No, no puede hacerlo. Imposible. Nadie se lo ha explicado, no lo sabe, pero lleva en la sangre el gen de su abuelo paterno que detestaba la cerveza y, peor aún, a los borrachos. Un abuelo que era el único, entre varios hombres, que no tomaba ni perdía la compostura ante el alcohol, que lo detestaba con todas las fibras de su ser. ¿Quién iba a decir que el más pequeño de sus nietos heredaría su fobia?
Al final, aterrado, regresa a casa y dice a su madre, en tanto le da la jarra amarilla vacía:
— No tienen cerveza de barril, se les agotó.
Su madre, amplia conocedora de sus siete críos, lo mira traspasando sus pupilas y le dice a quemarropa:
— ¿No hay peces en el mar? ¿No había cerveza o no la pediste?
El mutismo de su hijo, en una cara enmarcada por el pánico, le da la respuesta. Suspira resignada y enfrenta el mal humor de su cónyuge.
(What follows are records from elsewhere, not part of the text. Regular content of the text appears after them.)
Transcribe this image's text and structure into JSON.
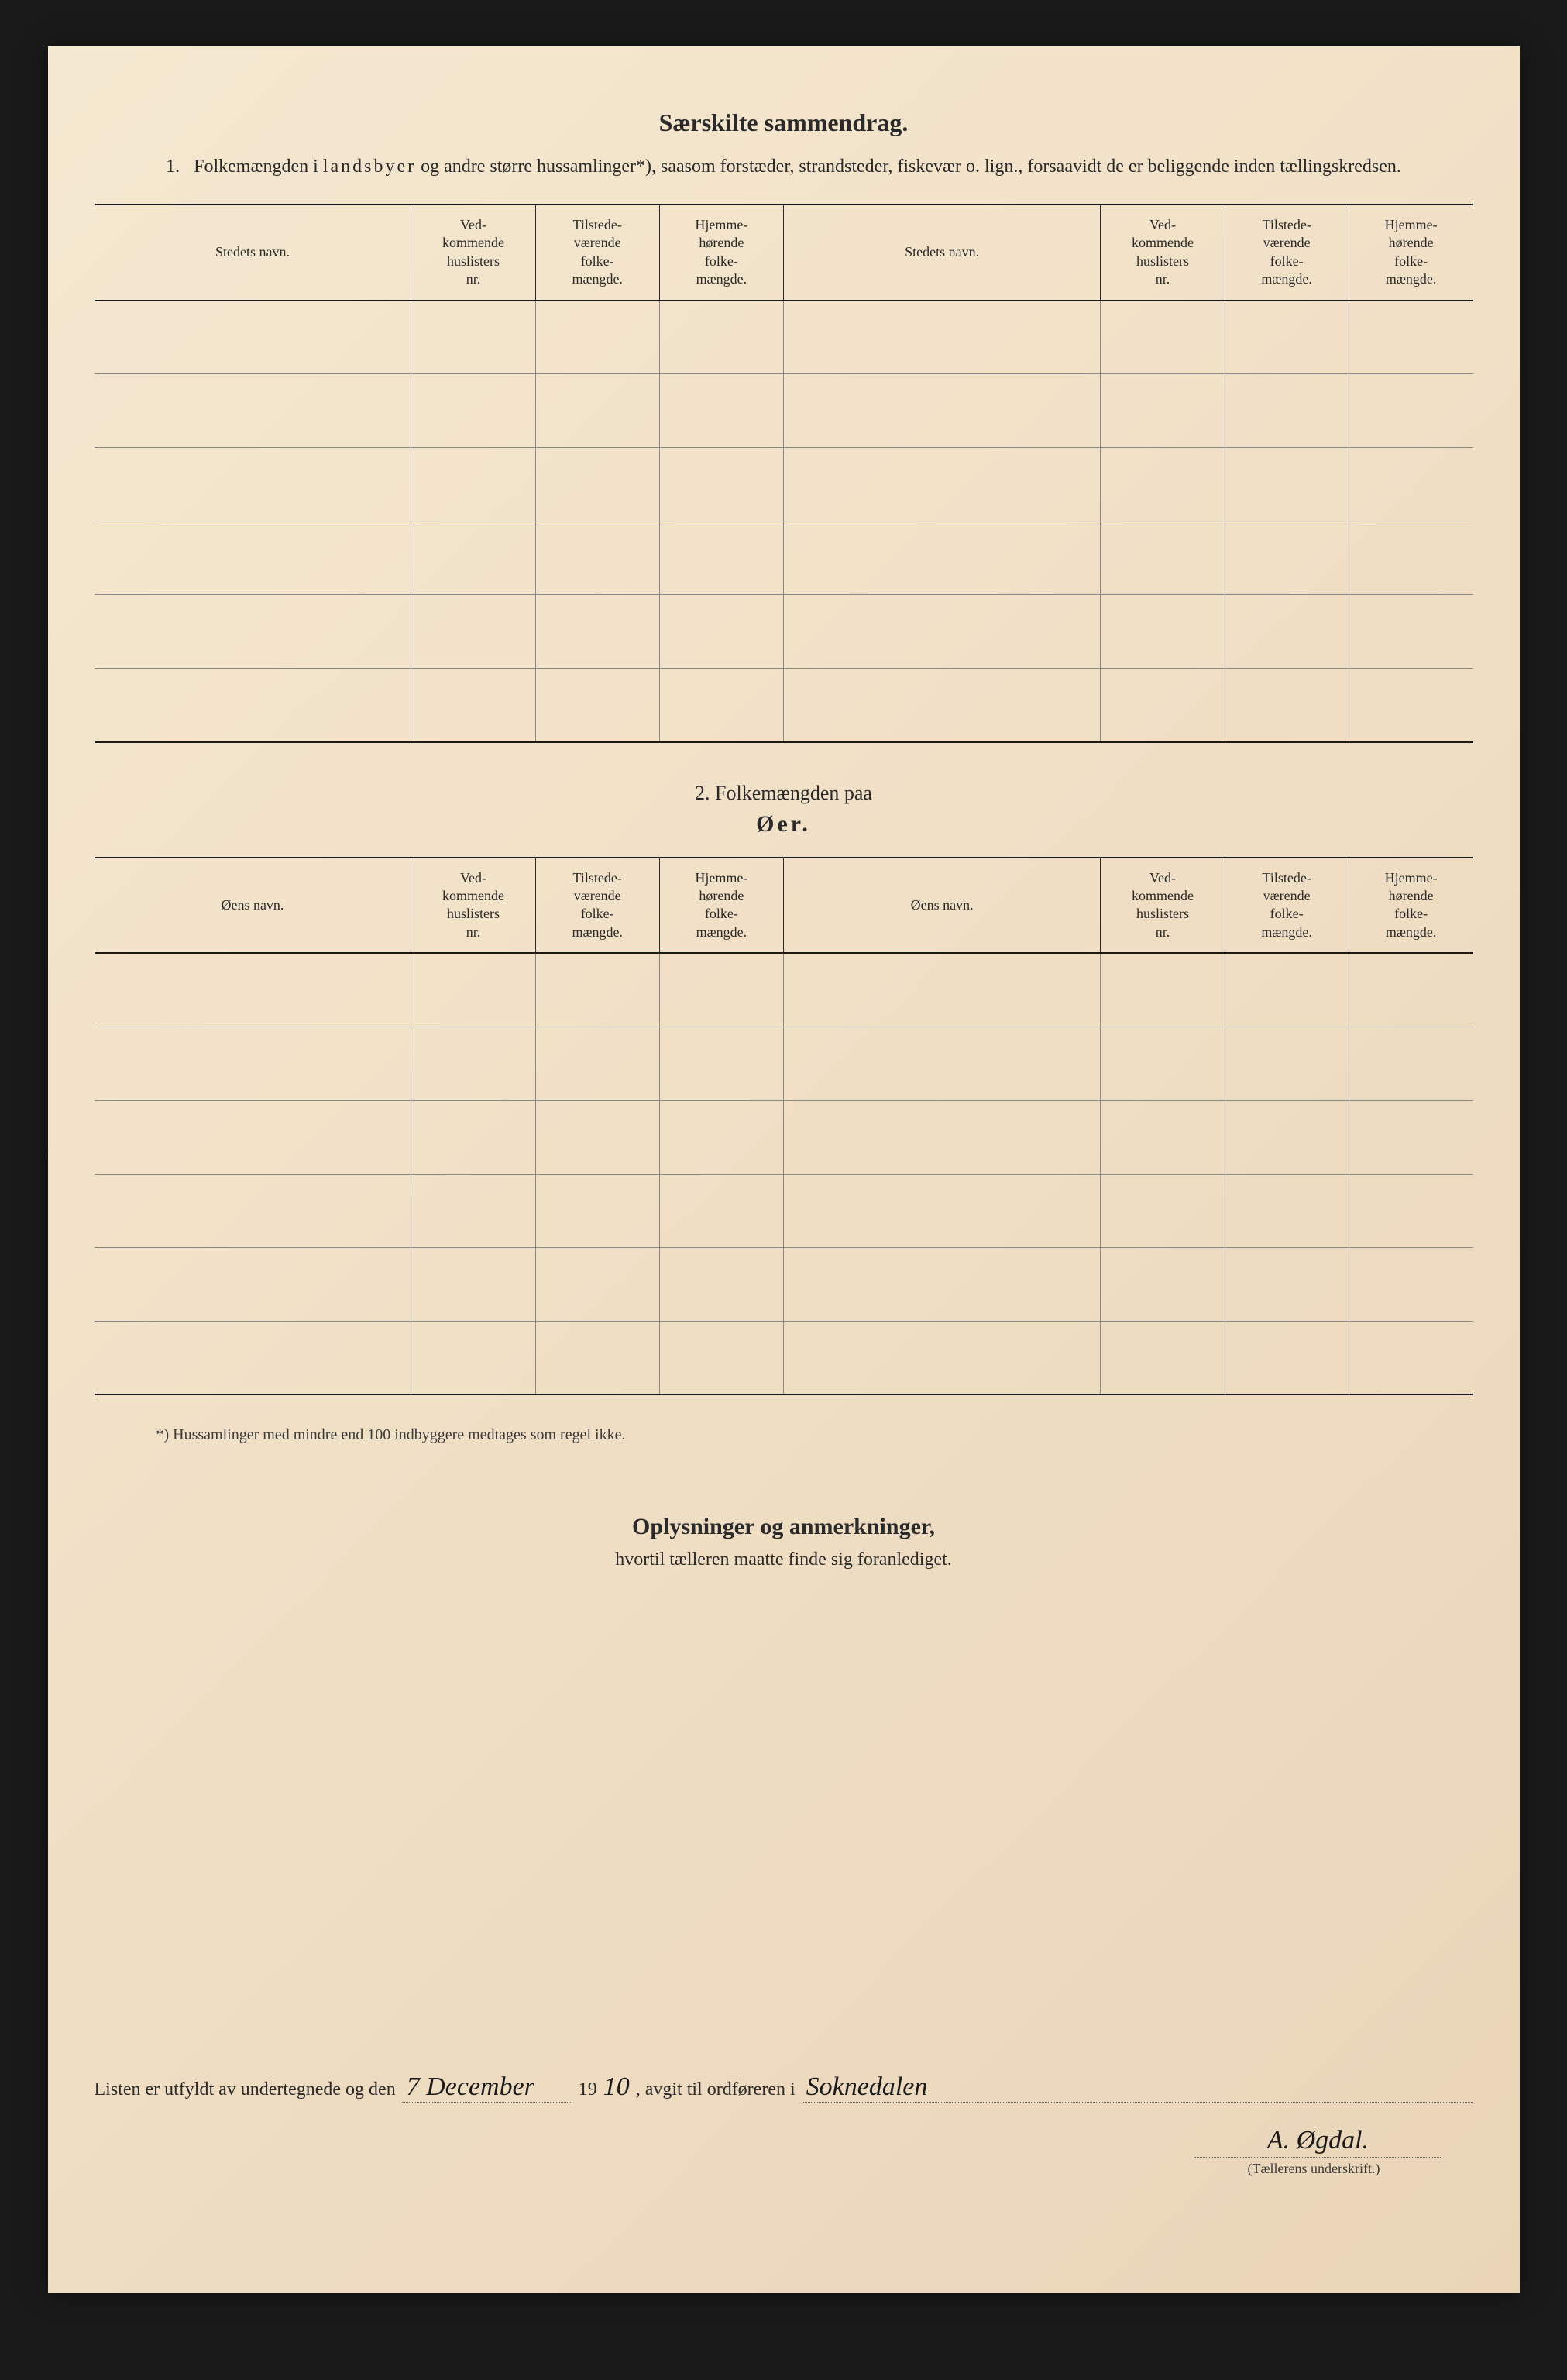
{
  "title": "Særskilte sammendrag.",
  "section1": {
    "number": "1.",
    "text_pre": "Folkemængden i ",
    "text_spaced": "landsbyer",
    "text_post": " og andre større hussamlinger*), saasom forstæder, strandsteder, fiskevær o. lign., forsaavidt de er beliggende inden tællingskredsen."
  },
  "headers": {
    "name1": "Stedets navn.",
    "col2": "Ved-\nkommende\nhuslisters\nnr.",
    "col3": "Tilstede-\nværende\nfolke-\nmængde.",
    "col4": "Hjemme-\nhørende\nfolke-\nmængde.",
    "name2": "Stedets navn."
  },
  "section2": {
    "number_text": "2.    Folkemængden paa",
    "title": "Øer."
  },
  "headers2": {
    "name1": "Øens navn.",
    "col2": "Ved-\nkommende\nhuslisters\nnr.",
    "col3": "Tilstede-\nværende\nfolke-\nmængde.",
    "col4": "Hjemme-\nhørende\nfolke-\nmængde.",
    "name2": "Øens navn."
  },
  "footnote": "*)  Hussamlinger med mindre end 100 indbyggere medtages som regel ikke.",
  "notes": {
    "title": "Oplysninger og anmerkninger,",
    "sub": "hvortil tælleren maatte finde sig foranlediget."
  },
  "signature": {
    "text1": "Listen er utfyldt av undertegnede og den",
    "date_hand": "7 December",
    "year_prefix": "19",
    "year_hand": "10",
    "text2": ", avgit til ordføreren i",
    "place_hand": "Soknedalen",
    "name_hand": "A. Øgdal.",
    "label": "(Tællerens underskrift.)"
  },
  "table1_rows": 6,
  "table2_rows": 6
}
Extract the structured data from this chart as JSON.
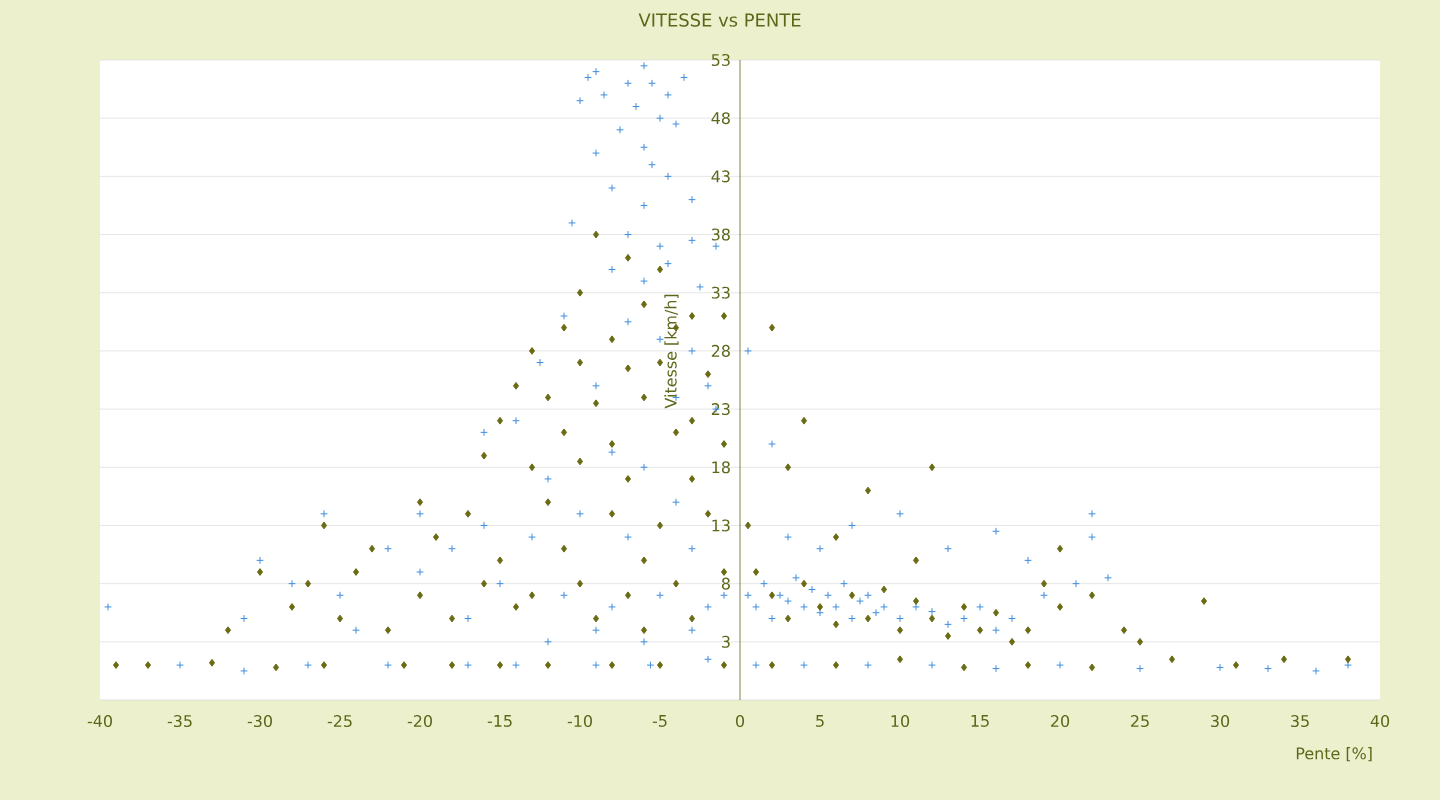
{
  "chart_data": {
    "type": "scatter",
    "title": "VITESSE vs PENTE",
    "xlabel": "Pente [%]",
    "ylabel": "Vitesse [km/h]",
    "xlim": [
      -40,
      40
    ],
    "xticks": [
      -40,
      -35,
      -30,
      -25,
      -20,
      -15,
      -10,
      -5,
      0,
      5,
      10,
      15,
      20,
      25,
      30,
      35,
      40
    ],
    "ylim": [
      -2,
      53
    ],
    "yticks": [
      3,
      8,
      13,
      18,
      23,
      28,
      33,
      38,
      43,
      48,
      53
    ],
    "grid": "y",
    "series": [
      {
        "color": "#3d8ee0",
        "marker": "cross",
        "x": [
          -9.5,
          -9,
          -8.5,
          -7,
          -6,
          -5.5,
          -4.5,
          -3.5,
          -6.5,
          -5,
          -7.5,
          -4,
          -10,
          -9,
          -6,
          -5.5,
          -4.5,
          -8,
          -6,
          -3,
          -10.5,
          -7,
          -5,
          -3,
          -1.5,
          -8,
          -6,
          -4.5,
          -2.5,
          -11,
          -7,
          -5,
          -3,
          -12.5,
          -9,
          -4,
          -2,
          -14,
          -16,
          -8,
          -1.5,
          -6,
          -12,
          -4,
          -10,
          -20,
          -26,
          -16,
          -22,
          -30,
          -18,
          -13,
          -7,
          -3,
          -28,
          -25,
          -20,
          -15,
          -11,
          -8,
          -5,
          -2,
          -31,
          -24,
          -17,
          -12,
          -9,
          -6,
          -3,
          -1,
          -39.5,
          -35,
          -31,
          -27,
          -22,
          -17,
          -14,
          -9,
          -5.6,
          -2,
          0.5,
          1,
          1.5,
          2,
          2.5,
          3,
          3.5,
          4,
          4.5,
          5,
          5.5,
          6,
          6.5,
          7,
          7.5,
          8,
          8.5,
          9,
          10,
          11,
          12,
          13,
          14,
          15,
          16,
          17,
          19,
          21,
          23,
          3,
          5,
          7,
          10,
          16,
          18,
          22,
          2,
          13,
          22,
          0.5,
          1,
          4,
          8,
          12,
          16,
          20,
          25,
          30,
          33,
          36,
          38
        ],
        "values": [
          51.5,
          52,
          50,
          51,
          52.5,
          51,
          50,
          51.5,
          49,
          48,
          47,
          47.5,
          49.5,
          45,
          45.5,
          44,
          43,
          42,
          40.5,
          41,
          39,
          38,
          37,
          37.5,
          37,
          35,
          34,
          35.5,
          33.5,
          31,
          30.5,
          29,
          28,
          27,
          25,
          24,
          25,
          22,
          21,
          19.3,
          23,
          18,
          17,
          15,
          14,
          14,
          14,
          13,
          11,
          10,
          11,
          12,
          12,
          11,
          8,
          7,
          9,
          8,
          7,
          6,
          7,
          6,
          5,
          4,
          5,
          3,
          4,
          3,
          4,
          7,
          6,
          1,
          0.5,
          1,
          1,
          1,
          1,
          1,
          1,
          1.5,
          7,
          6,
          8,
          5,
          7,
          6.5,
          8.5,
          6,
          7.5,
          5.5,
          7,
          6,
          8,
          5,
          6.5,
          7,
          5.5,
          6,
          5,
          6,
          5.6,
          4.5,
          5,
          6,
          4,
          5,
          7,
          8,
          8.5,
          12,
          11,
          13,
          14,
          12.5,
          10,
          14,
          20,
          11,
          12,
          28,
          1,
          1,
          1,
          1,
          0.7,
          1,
          0.7,
          0.8,
          0.7,
          0.5,
          1
        ]
      },
      {
        "color": "#6b6b14",
        "marker": "diamond",
        "x": [
          -9,
          -7,
          -5,
          -10,
          -6,
          -3,
          -11,
          -8,
          -4,
          -1,
          -13,
          -10,
          -7,
          -5,
          -2,
          -14,
          -12,
          -9,
          -6,
          -3,
          -15,
          -11,
          -8,
          -4,
          -1,
          -16,
          -13,
          -10,
          -7,
          -3,
          -20,
          -17,
          -12,
          -8,
          -5,
          -2,
          -26,
          -23,
          -19,
          -15,
          -11,
          -6,
          -30,
          -27,
          -24,
          -20,
          -16,
          -13,
          -10,
          -7,
          -4,
          -1,
          -32,
          -28,
          -25,
          -22,
          -18,
          -14,
          -9,
          -6,
          -3,
          -39,
          -37,
          -33,
          -29,
          -26,
          -21,
          -18,
          -15,
          -12,
          -8,
          -5,
          -1,
          1,
          2,
          3,
          4,
          5,
          6,
          7,
          8,
          9,
          10,
          11,
          12,
          13,
          14,
          15,
          16,
          17,
          18,
          19,
          20,
          22,
          24,
          25,
          29,
          2,
          4,
          3,
          8,
          12,
          0.5,
          6,
          11,
          20,
          2,
          6,
          10,
          14,
          18,
          22,
          27,
          31,
          34,
          38
        ],
        "values": [
          38,
          36,
          35,
          33,
          32,
          31,
          30,
          29,
          30,
          31,
          28,
          27,
          26.5,
          27,
          26,
          25,
          24,
          23.5,
          24,
          22,
          22,
          21,
          20,
          21,
          20,
          19,
          18,
          18.5,
          17,
          17,
          15,
          14,
          15,
          14,
          13,
          14,
          13,
          11,
          12,
          10,
          11,
          10,
          9,
          8,
          9,
          7,
          8,
          7,
          8,
          7,
          8,
          9,
          4,
          6,
          5,
          4,
          5,
          6,
          5,
          4,
          5,
          1,
          1,
          1.2,
          0.8,
          1,
          1,
          1,
          1,
          1,
          1,
          1,
          1,
          9,
          7,
          5,
          8,
          6,
          4.5,
          7,
          5,
          7.5,
          4,
          6.5,
          5,
          3.5,
          6,
          4,
          5.5,
          3,
          4,
          8,
          6,
          7,
          4,
          3,
          6.5,
          30,
          22,
          18,
          16,
          18,
          13,
          12,
          10,
          11,
          1,
          1,
          1.5,
          0.8,
          1,
          0.8,
          1.5,
          1,
          1.5,
          1.5
        ]
      }
    ]
  }
}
No, no hay cerveza de barril, el negro Wacho no la surtió porque don Valentín Alonso, el cantinero, no se dio cuenta de que ya estaban vacíos los barriles. Sutil excusa que tuvo que tragar con su comida el padre, enfurruñado por tener un hijo que es copia al carbón de su padre, con todo y fobia.
Esa noche, arrullado por los frescos brazos de la hamaca, el niño da gracias a Dios y a todos sus angelitos porque no tuvo que entrar al infierno. Pobrecito, no sabe que 44 años después lo tendrá que hacer nuevamente para pelearse, rabiosamente, con los inmundos meseros incapaces de dar una mísera botana. No obstante, esa será la nueva fobia que heredará a su hijo.
— “¡Qué más!, cosas de la herencia y de las putas fobias” — concluye con resignación.